Aimee Peck was a few cars ahead, out over the water, heading north to Salem on a sort of field trip with her friends, their favorite song blaring. They were laughing about something that had happened at play rehearsal the day before, Aimee’s friend Taissa driving fast, saying she couldn’t believe the show was going up in only a few weeks. Aimee was excited about the trip, and about the play, but she was distracted. She was staring out the passenger seat window when she felt the car shake, heard Taissa screaming as she twisted the wheel and the car went flipping down toward the river. Aimee closed her eyes.

There were many others, nearly two hundred in all. A mother taking her children to her parents’ place in Portland. A lawyer headed home after a frustrating morning in court. A newlywed couple on their way to the airport, suitcases in the trunk packed with warm-weather clothes. There was a woman fighting on the phone with her daughter in Arizona, a man crying about the dog he’d just put to sleep. There were three babies, there was a taxi driver taking a long fare to Revere, there were truck drivers heading north, others heading into the city. There were more.

That’s what they—the paramedics, the police—found when they went looking in the rubble of the bridge, once they’d determined it was safe enough to do so. A whole panorama of lives—people trapped or injured or killed together. They dug people out as carefully and as quickly as they could. They set up triage onsite; they put the direst cases in a phalanx of ambulances, sending them off to the closest hospitals. They sent divers into the water, afraid of what they would find. The attention of the city, the great eye of Boston, swooped down and watched with grief and concern, helicopters whirring overhead, news crews trying to get the best angles.

Slowly, all across Greater Boston, the phone calls began. Loved ones getting word, rushing out of offices and homes and classrooms to make their way to the hospitals, reeling with panic and fear, tearing through a city once again roiling with tragedy. They descended on emergency rooms, pleading for answers, but instead were forced to wait for word of parents and sisters and girlfriends. To find out who, exactly, had just been lost.

Chapter One


THOUGH HIS PARENTS could be dead, lost to him forever, there was only one voice Jason wanted to hear just then. As he stood outside the hospital, the day darkening and surreal around him, Jason reached for the familiar, comforting talisman of his phone and opened a voice mail.

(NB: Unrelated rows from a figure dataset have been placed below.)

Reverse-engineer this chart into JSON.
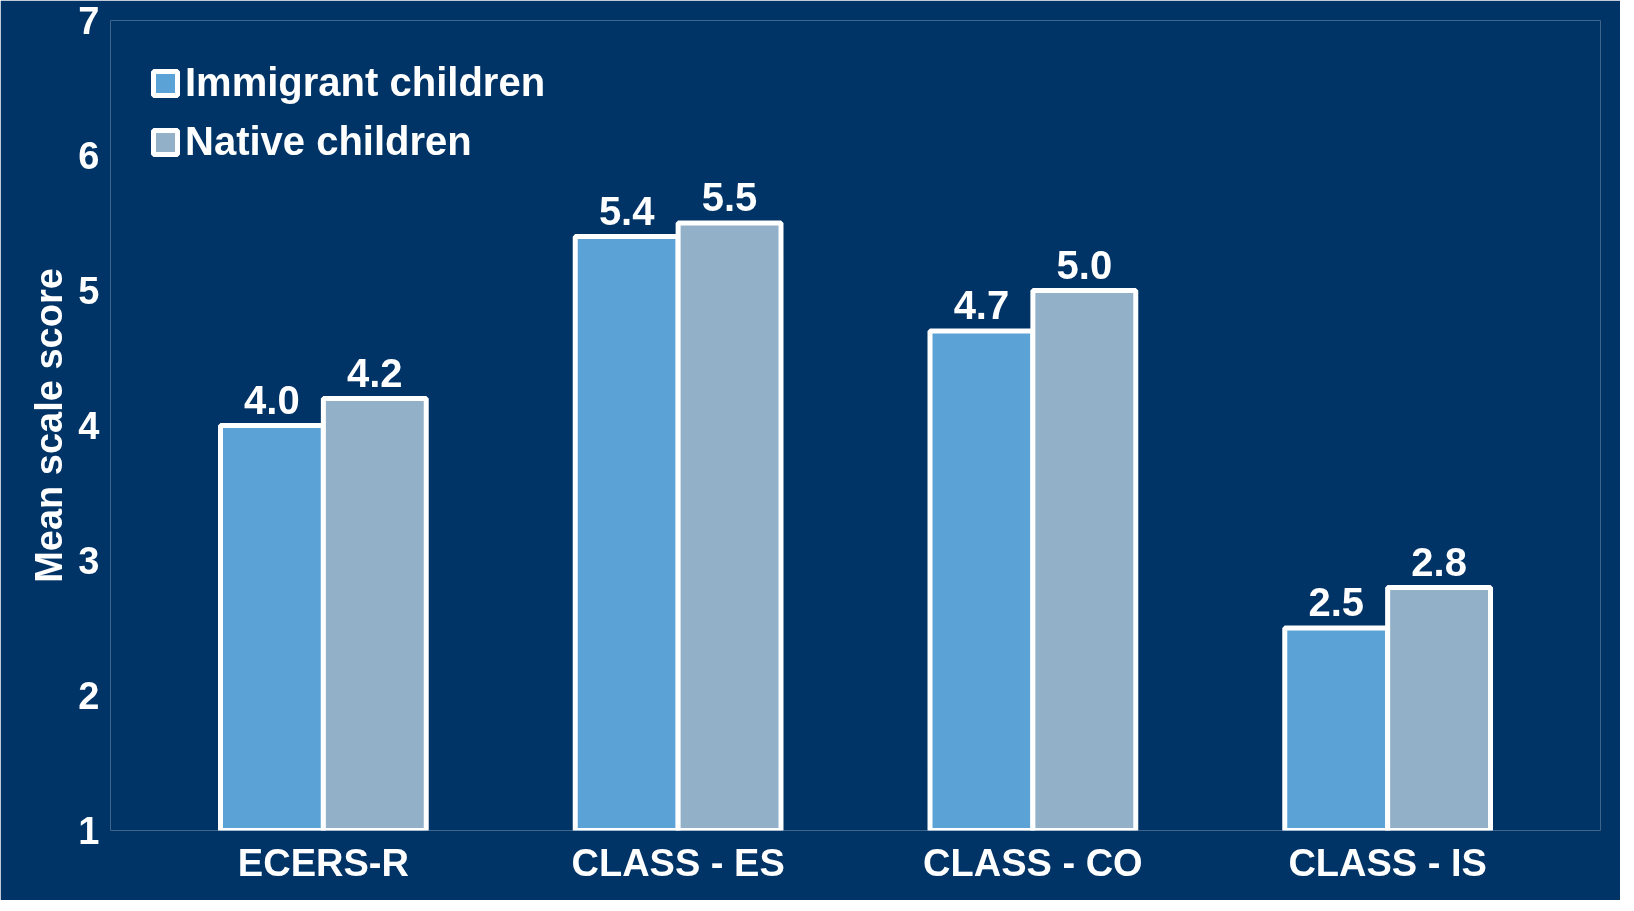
{
  "chart_data": {
    "type": "bar",
    "ylabel": "Mean scale score",
    "categories": [
      "ECERS-R",
      "CLASS - ES",
      "CLASS - CO",
      "CLASS - IS"
    ],
    "series": [
      {
        "name": "Immigrant children",
        "color": "#5ba3d6",
        "values": [
          4.0,
          5.4,
          4.7,
          2.5
        ],
        "value_labels": [
          "4.0",
          "5.4",
          "4.7",
          "2.5"
        ]
      },
      {
        "name": "Native children",
        "color": "#92b0c8",
        "values": [
          4.2,
          5.5,
          5.0,
          2.8
        ],
        "value_labels": [
          "4.2",
          "5.5",
          "5.0",
          "2.8"
        ]
      }
    ],
    "ylim": [
      1,
      7
    ],
    "yticks": [
      1,
      2,
      3,
      4,
      5,
      6,
      7
    ],
    "grid": false,
    "legend": "top left"
  }
}
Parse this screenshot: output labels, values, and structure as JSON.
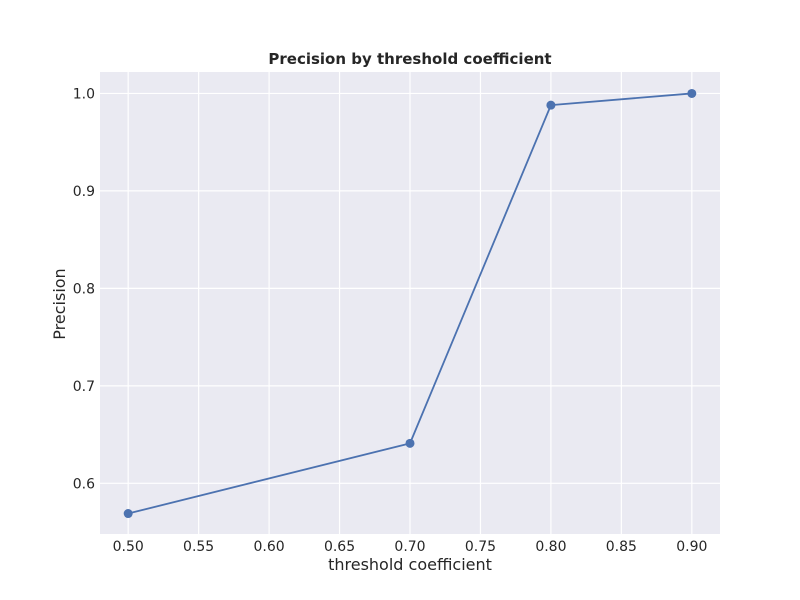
{
  "chart_data": {
    "type": "line",
    "title": "Precision by threshold coefficient",
    "xlabel": "threshold coefficient",
    "ylabel": "Precision",
    "x": [
      0.5,
      0.7,
      0.8,
      0.9
    ],
    "series": [
      {
        "values": [
          0.569,
          0.641,
          0.988,
          1.0
        ],
        "color": "#4c72b0",
        "marker": "circle"
      }
    ],
    "xlim": [
      0.48,
      0.92
    ],
    "ylim": [
      0.548,
      1.022
    ],
    "xticks": [
      0.5,
      0.55,
      0.6,
      0.65,
      0.7,
      0.75,
      0.8,
      0.85,
      0.9
    ],
    "xtick_labels": [
      "0.50",
      "0.55",
      "0.60",
      "0.65",
      "0.70",
      "0.75",
      "0.80",
      "0.85",
      "0.90"
    ],
    "yticks": [
      0.6,
      0.7,
      0.8,
      0.9,
      1.0
    ],
    "ytick_labels": [
      "0.6",
      "0.7",
      "0.8",
      "0.9",
      "1.0"
    ],
    "grid": true,
    "background_color": "#eaeaf2",
    "grid_color": "#ffffff"
  }
}
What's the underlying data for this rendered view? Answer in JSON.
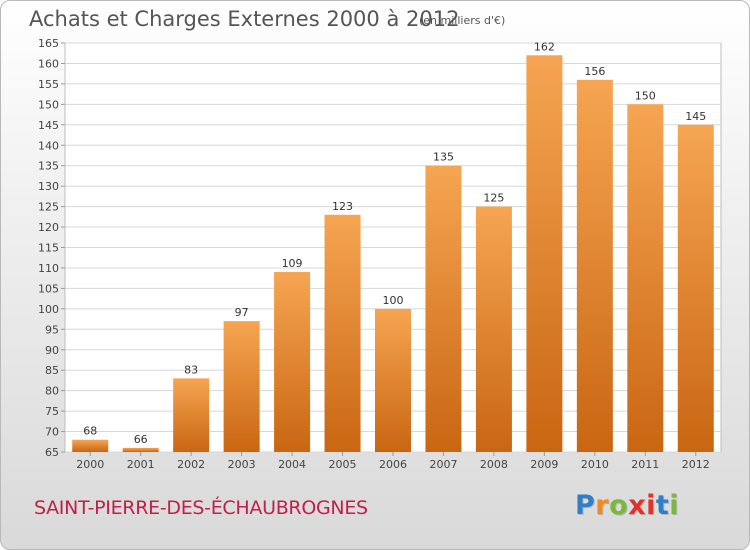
{
  "header": {
    "title": "Achats et Charges Externes 2000 à 2012",
    "unit": "(en milliers d'€)"
  },
  "footer": {
    "commune": "SAINT-PIERRE-DES-ÉCHAUBROGNES",
    "logo_letters": [
      "P",
      "r",
      "o",
      "x",
      "i",
      "t",
      "i"
    ]
  },
  "colors": {
    "bar_light": "#f6a552",
    "bar_dark": "#c96612",
    "title": "#555555",
    "commune": "#c11f48"
  },
  "chart_data": {
    "type": "bar",
    "title": "Achats et Charges Externes 2000 à 2012",
    "subtitle": "(en milliers d'€)",
    "categories": [
      "2000",
      "2001",
      "2002",
      "2003",
      "2004",
      "2005",
      "2006",
      "2007",
      "2008",
      "2009",
      "2010",
      "2011",
      "2012"
    ],
    "values": [
      68,
      66,
      83,
      97,
      109,
      123,
      100,
      135,
      125,
      162,
      156,
      150,
      145
    ],
    "ylim": [
      65,
      165
    ],
    "yticks": [
      65,
      70,
      75,
      80,
      85,
      90,
      95,
      100,
      105,
      110,
      115,
      120,
      125,
      130,
      135,
      140,
      145,
      150,
      155,
      160,
      165
    ],
    "grid": true,
    "data_labels": true
  }
}
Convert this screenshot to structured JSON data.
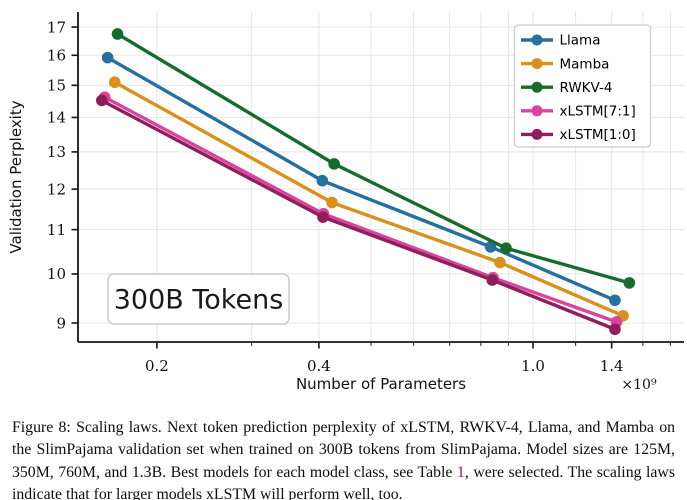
{
  "figure": {
    "caption": {
      "prefix": "Figure 8: Scaling laws. Next token prediction perplexity of xLSTM, RWKV-4, Llama, and Mamba on the SlimPajama validation set when trained on 300B tokens from SlimPajama. Model sizes are 125M, 350M, 760M, and 1.3B. Best models for each model class, see Table ",
      "link_text": "1",
      "suffix": ", were selected. The scaling laws indicate that for larger models xLSTM will perform well, too.",
      "link_color": "#a2105e"
    }
  },
  "chart_data": {
    "type": "line",
    "title": "",
    "xlabel": "Number of Parameters",
    "ylabel": "Validation Perplexity",
    "x_offset_label": "×10⁹",
    "x_scale": "log",
    "y_scale": "log",
    "xlim": [
      0.1427,
      1.908
    ],
    "ylim": [
      8.64,
      17.56
    ],
    "x_ticks_labeled": [
      0.2,
      0.4,
      1.0,
      1.4
    ],
    "x_ticks_minor": [
      0.3,
      0.5,
      0.6,
      0.7,
      0.8,
      0.9,
      1.2,
      1.6,
      1.8
    ],
    "y_ticks": [
      9,
      10,
      11,
      12,
      13,
      14,
      15,
      16,
      17
    ],
    "grid": true,
    "legend_position": "upper right",
    "annotation": "300B Tokens",
    "colors": {
      "grid": "#e5e5e5",
      "spine": "#141414",
      "legend_border": "#cccccc",
      "annotation_border": "#c9c9c9"
    },
    "series": [
      {
        "name": "Llama",
        "color": "#276f9e",
        "x": [
          0.162,
          0.406,
          0.834,
          1.42
        ],
        "y": [
          15.92,
          12.22,
          10.6,
          9.45
        ]
      },
      {
        "name": "Mamba",
        "color": "#d9901d",
        "x": [
          0.167,
          0.423,
          0.868,
          1.47
        ],
        "y": [
          15.1,
          11.66,
          10.25,
          9.14
        ]
      },
      {
        "name": "RWKV-4",
        "color": "#176b2d",
        "x": [
          0.169,
          0.427,
          0.891,
          1.51
        ],
        "y": [
          16.75,
          12.67,
          10.57,
          9.81
        ]
      },
      {
        "name": "xLSTM[7:1]",
        "color": "#d9449c",
        "x": [
          0.16,
          0.408,
          0.843,
          1.43
        ],
        "y": [
          14.62,
          11.38,
          9.92,
          9.02
        ]
      },
      {
        "name": "xLSTM[1:0]",
        "color": "#8c1f5c",
        "x": [
          0.158,
          0.407,
          0.84,
          1.42
        ],
        "y": [
          14.52,
          11.3,
          9.87,
          8.88
        ]
      }
    ]
  }
}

“Hey, you. I’m driving to Laurie’s, wanted to say hi. I know you hate voice mail, so I don’t know why I’m leaving you one. But—” There was a little pause, the rumble of the car going over a pothole, a faint bit of melody from whatever song had been turned down to make the call. “This is corny, but I think about you all the time. And right now is part of ‘all the time,’ right? So, I’m thinking about you now. Does that make sense? I hope it does. Anyway, as Carly Rae says, I really like you. O.K.? O.K. This is embarrassing. Goodbye! I like you! Goodbye.”